The “interest of justice” inquiry goes further, and also considers the consequences of the motion in the context of the litigation as a whole. For example, if some of the claims against some of the parties will proceed to trial in any event, it may not be in the interest of justice to use the new fact-finding powers to grant summary judgment against a single defendant. Such partial summary judgment may run the risk of duplicative proceedings or inconsistent findings of fact and therefore the use of the powers may not be in the interest of justice. On the other hand, the resolution of an important claim against a key party could significantly advance access to justice, and be the most proportionate, timely and cost effective approach.”

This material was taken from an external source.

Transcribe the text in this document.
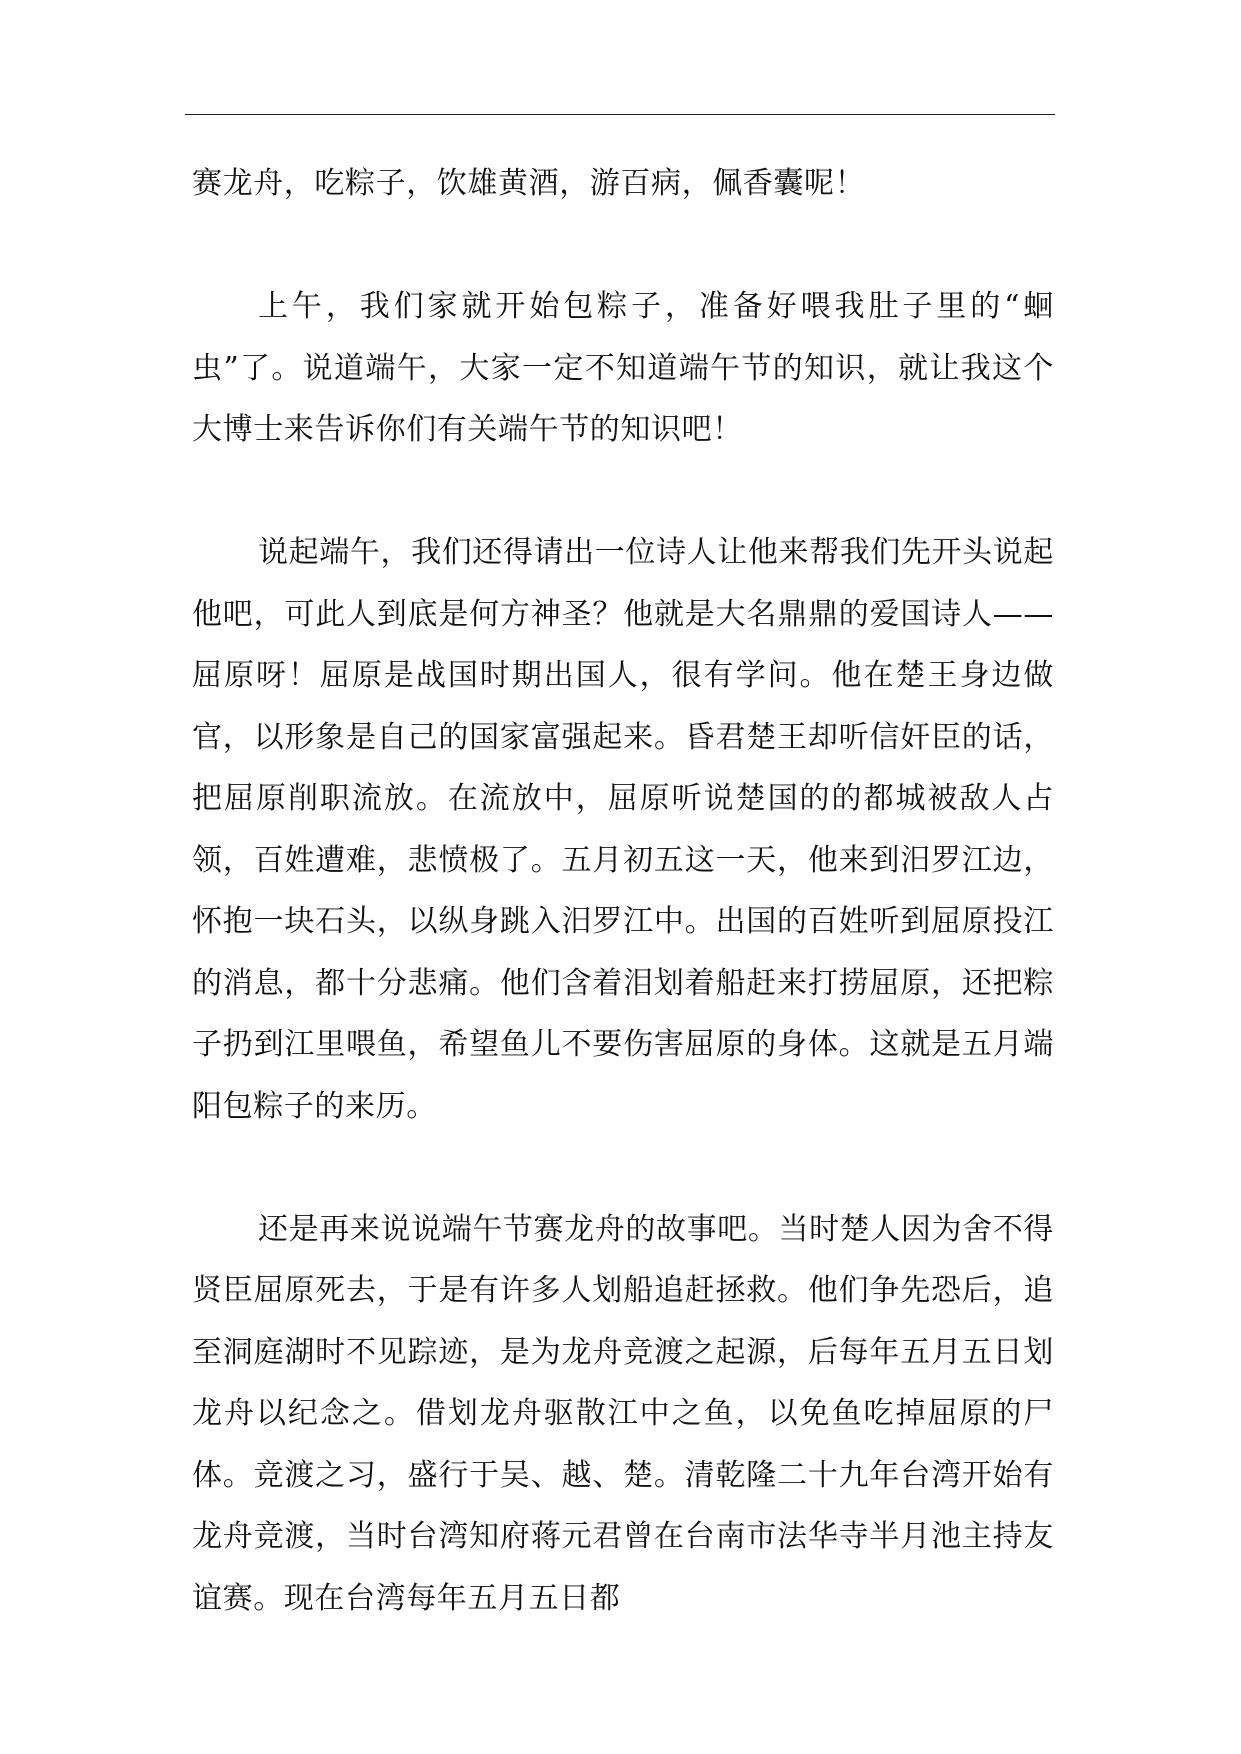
赛龙舟，吃粽子，饮雄黄酒，游百病，佩香囊呢！

上午，我们家就开始包粽子，准备好喂我肚子里的“蛔虫”了。说道端午，大家一定不知道端午节的知识，就让我这个大博士来告诉你们有关端午节的知识吧！

说起端午，我们还得请出一位诗人让他来帮我们先开头说起他吧，可此人到底是何方神圣？他就是大名鼎鼎的爱国诗人——屈原呀！屈原是战国时期出国人，很有学问。他在楚王身边做官，以形象是自己的国家富强起来。昏君楚王却听信奸臣的话，把屈原削职流放。在流放中，屈原听说楚国的的都城被敌人占领，百姓遭难，悲愤极了。五月初五这一天，他来到汨罗江边，怀抱一块石头，以纵身跳入汨罗江中。出国的百姓听到屈原投江的消息，都十分悲痛。他们含着泪划着船赶来打捞屈原，还把粽子扔到江里喂鱼，希望鱼儿不要伤害屈原的身体。这就是五月端阳包粽子的来历。

还是再来说说端午节赛龙舟的故事吧。当时楚人因为舍不得贤臣屈原死去，于是有许多人划船追赶拯救。他们争先恐后，追至洞庭湖时不见踪迹，是为龙舟竞渡之起源，后每年五月五日划龙舟以纪念之。借划龙舟驱散江中之鱼，以免鱼吃掉屈原的尸体。竞渡之习，盛行于吴、越、楚。清乾隆二十九年台湾开始有龙舟竞渡，当时台湾知府蒋元君曾在台南市法华寺半月池主持友谊赛。现在台湾每年五月五日都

January 22 – Assuming Jurisdiction and Ordinary Residence
“Turning to whether Ontario has jurisdiction under the common law test that requires a real and substantial connection, I agree with the parties that, in the context of marriage breakdown, the presumptive connecting factors are necessarily different from those identified by the Supreme Court in Van Bredain the context of a tort case. The Supreme Court in Van Bredawas clear that the list of presumptive factors it identified related to tort claims and issues associated with those claims, and that the list of presumptive connecting factors is not closed. At para. 91, the court directed that:
In identifying new presumptive factors, a court should look to connections that give rise to a relationship with the forum that is similar in nature to the ones which result from the listed factors. Relevant considerations include:
(a) Similarity of the connecting factor with the recognized connecting factors;
(b) Treatment of the connecting factor in the case law;
(c) Treatment of the connecting factor in statute law; and
(d) Treatment of the connecting factor in the private international law of other legal systems with shared commitment to order, fairness and comity.

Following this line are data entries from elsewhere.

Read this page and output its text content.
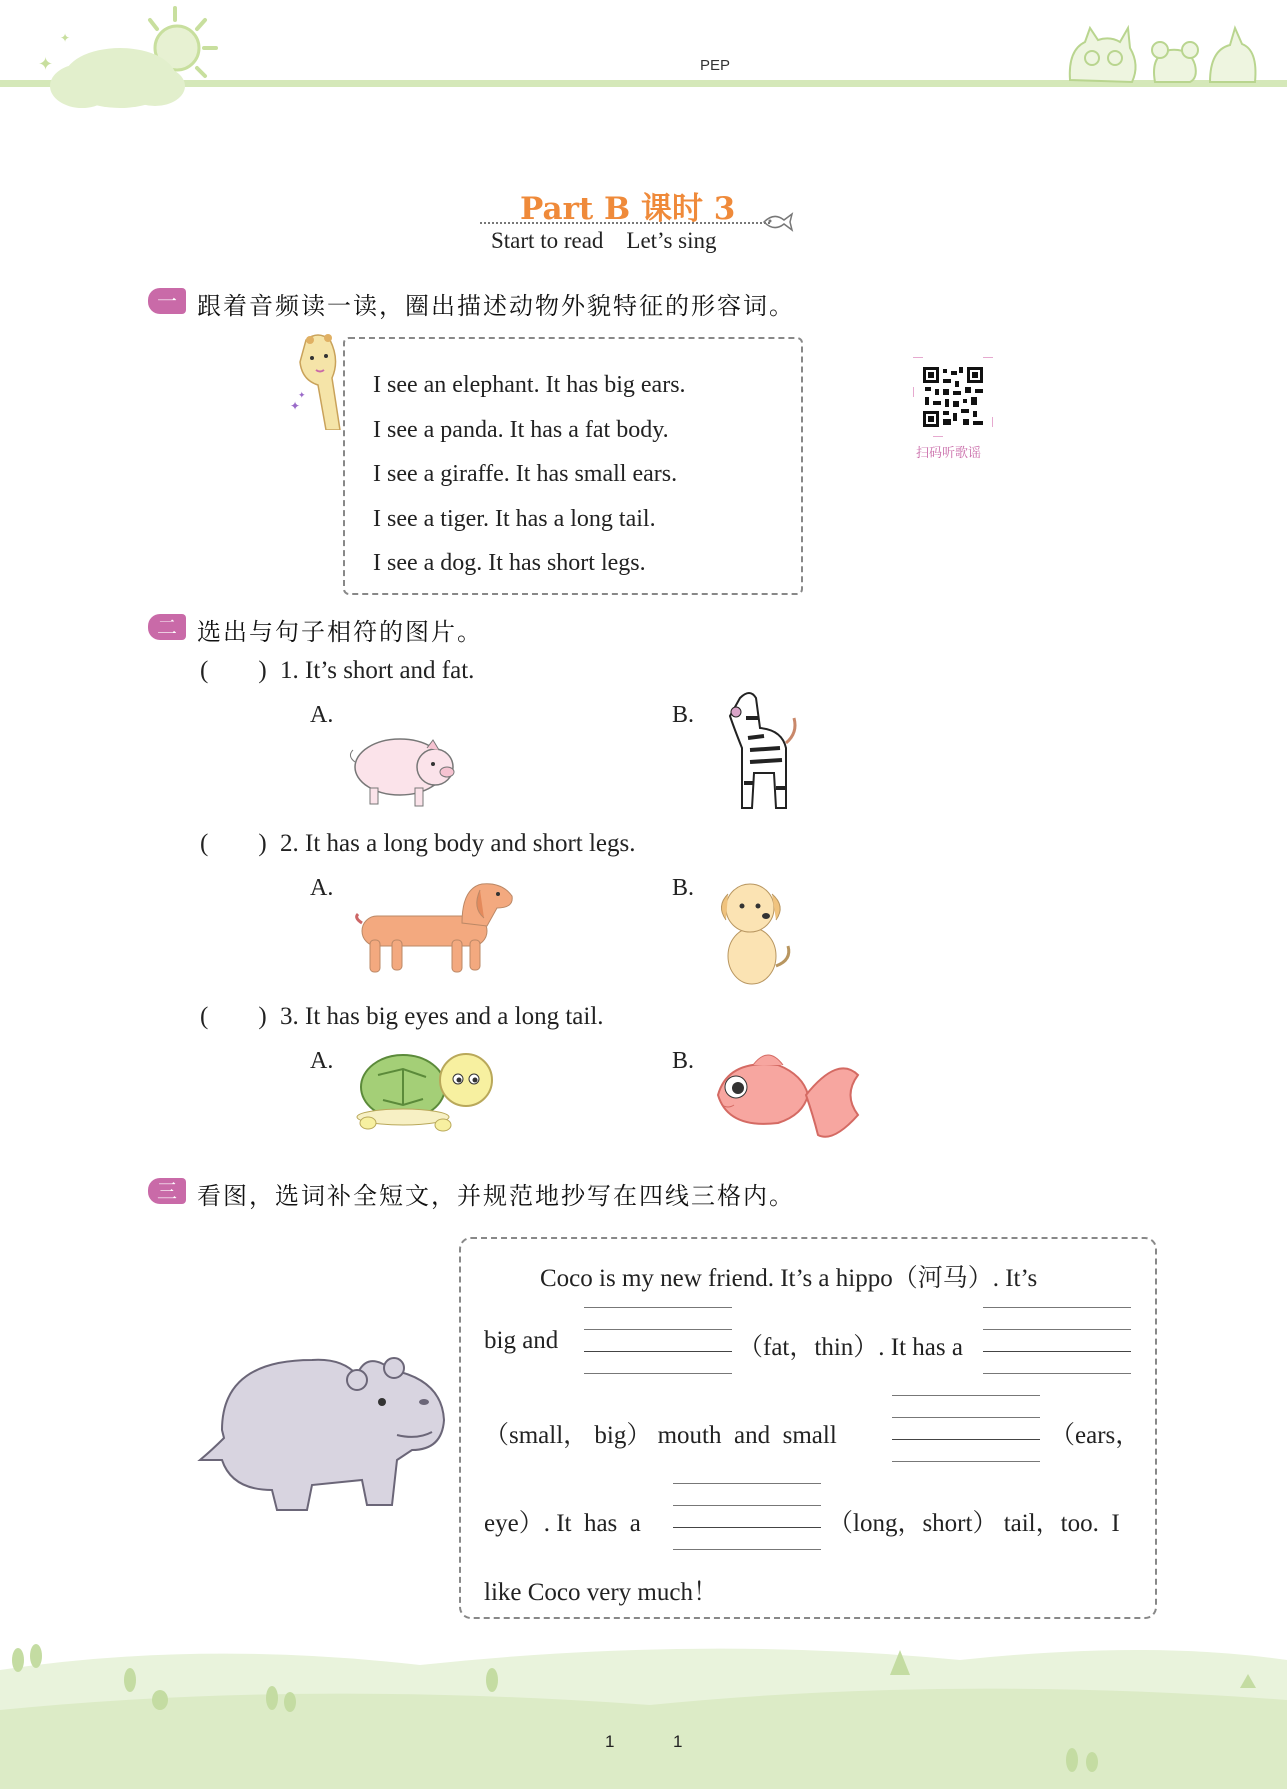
✦
✦
PEP
Part B 课时 3
Start to read    Let’s sing
一 跟着音频读一读，圈出描述动物外貌特征的形容词。
✦
✦	I see an elephant. It has big ears.
I see a panda. It has a fat body.
I see a giraffe. It has small ears.
I see a tiger. It has a long tail.
I see a dog. It has short legs.
扫码听歌谣
二 选出与句子相符的图片。
(        ) 1. It’s short and fat.
A.	B.
(        ) 2. It has a long body and short legs.
A.	B.
(        ) 3. It has big eyes and a long tail.
A.	B.
三 看图，选词补全短文，并规范地抄写在四线三格内。
Coco is my new friend. It’s a hippo（河马）. It’s
big and	（fat，thin）. It has a
（small， big） mouth  and  small	（ears，
eye）. It  has  a	（long，short） tail，too.  I
like Coco very much！
1	1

While they differ in their view as to where, in this case, the “real home” or ordinary residence of the mother is, both parties submit that the location of the “real home” or “ordinary residence” should be a presumptive connecting factor. This in my view makes eminently good sense. Ordinary residence and habitual residence are the jurisdictional tests under the Divorce Act and the CLRA, respectively. Accepting the “real home” or “ordinary residence” as a presumptive connecting factor, and having concluded that the motion judge did not err in finding that the mother was not ordinarily resident in Ontario, I agree with the motion judge that “[t]he facts of this case do not support the existence of a presumptive connecting factor that would entitle this court to presume jurisdiction.” The mother therefore did not satisfy the “real and substantial connection test”, and the courts of Ontario do not have jurisdiction over the mother’s corollary claims under the FLA. Given this, it is not necessary to address the parties’ arguments on the issue of forum non conveniens.”